4.7 Verder heeft Aangeslotene na aanvang van de “Trading”-relatie Consument meermaals aangeraden om tot verkoop van zijn aandelen Covad over te gaan. Voor zover deze suggestie al als advies kan worden aangemerkt, oordeelt de Commissie dat dit geen ondeugdelijk en/of onbegrijpelijk advies betreft. Consument voor wie, op eigen verzoek, geen portefeuilleprofiel was vastgesteld, had zijn portefeuille bewust op een bepaalde wijze samengesteld. De op Aangeslotene rustende zorgplicht brengt mee dat zij de wijze van inrichting van de portefeuille, in het kader van de “Trading”-relatie, met Consument bespreekt en eventueel adviseert daarin aanpassingen te doen. Dit geldt des te meer als, zoals in dit geval, de portefeuille zeer offensief is ingericht en Aangeslotene signalen ontvangt van onrust bij Consument. Het is vervolgens aan Consument om de adviezen van Aangeslotene al dan niet op te volgen. Hij is immers eindverantwoordelijk voor zijn beleggingsbeslissingen.
4.8 Consument is (uiteindelijk) overgegaan tot verkoop van zijn aandelen Covad. Daags na de verkoop van de aandelen Covad stegen de koersen daarvan flink.
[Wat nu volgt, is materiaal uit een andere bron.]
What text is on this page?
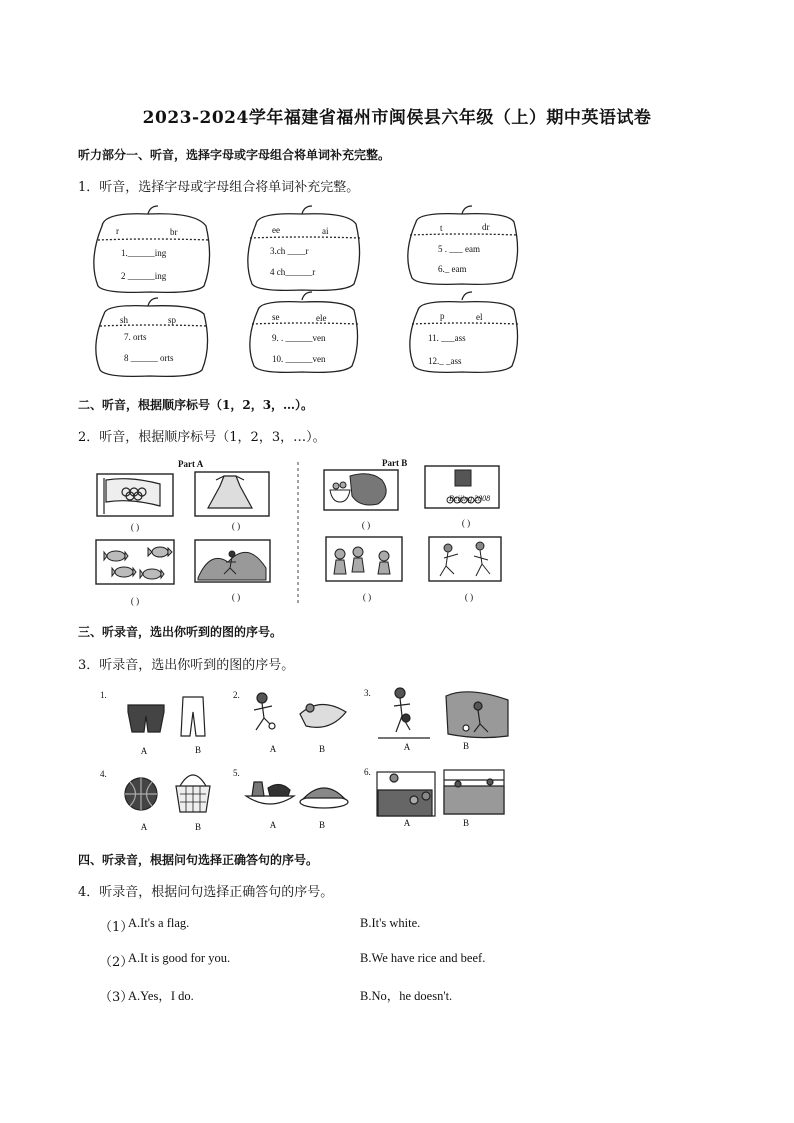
2023-2024学年福建省福州市闽侯县六年级（上）期中英语试卷
听力部分一、听音，选择字母或字母组合将单词补充完整。
1．听音，选择字母或字母组合将单词补充完整。
r	br
1.______ing
2 ______ing
ee	ai
3.ch ____r
4 ch______r
t	dr
5 . ___ eam
6._ eam
sh	sp
7. orts
8 ______ orts
se	ele
9. . ______ven
10. ______ven
p	el
11. ___ass
12._ _ass
二、听音，根据顺序标号（1，2，3，…）。
2．听音，根据顺序标号（1，2，3，…）。
Part A	Part B
Beijing 2008
( )	( )
( )	( )
( )	( )
( )	( )
三、听录音，选出你听到的图的序号。
3．听录音，选出你听到的图的序号。
1.	2.	3.
4.	5.	6.
A	B	A	B	A	B
A	B	A	B	A	B
四、听录音，根据问句选择正确答句的序号。
4．听录音，根据问句选择正确答句的序号。
（1）
A.It's a flag.	B.It's white.
（2）
A.It is good for you.	B.We have rice and beef.
（3）
A.Yes，I do.	B.No，he doesn't.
Ook dat is een risico van beleggen en zodoende een omstandigheid die niet tot de conclusie kan leiden dat het advies van Aangeslotene onjuist was of niet gegeven had mogen worden.
4.9 Consument heeft ten slotte aangevoerd dat het advies van Aangeslotene om met de opbrengst van de verkoop van de aandelen Covad, aandelen GTCB te kopen, een slecht advies betrof. Nu Consument met de verkoopopbrengst van de aandelen Covad geen aandelen GTCB heeft aangekocht, heeft Consument bij die stelling geen belang.
4.10 Resumerend is de klacht in alle onderdelen ongegrond, zodat de vordering van Consument moet worden afgewezen. Alle overige door partijen ingebrachte stellingen en argumenten, waaronder het ongenoegen van Consument over de wijze waarop Aangeslotene zijn klacht heeft behandeld, kunnen niet tot een ander oordeel leiden en zullen derhalve onbesproken blijven.

6. Beslissing

De Commissie wijst, als bindend advies, de vordering af.

In artikel 5 van het Reglement van de Commissie van Beroep Financiële Dienstverlening is bepaald in welke gevallen beroep openstaat van beslissingen van de Geschillencommissie Financiële Dienstverlening bij de Commissie van Beroep Financiële Dienstverlening. Daarbij geldt een termijn van zes weken na verzending van deze uitspraak.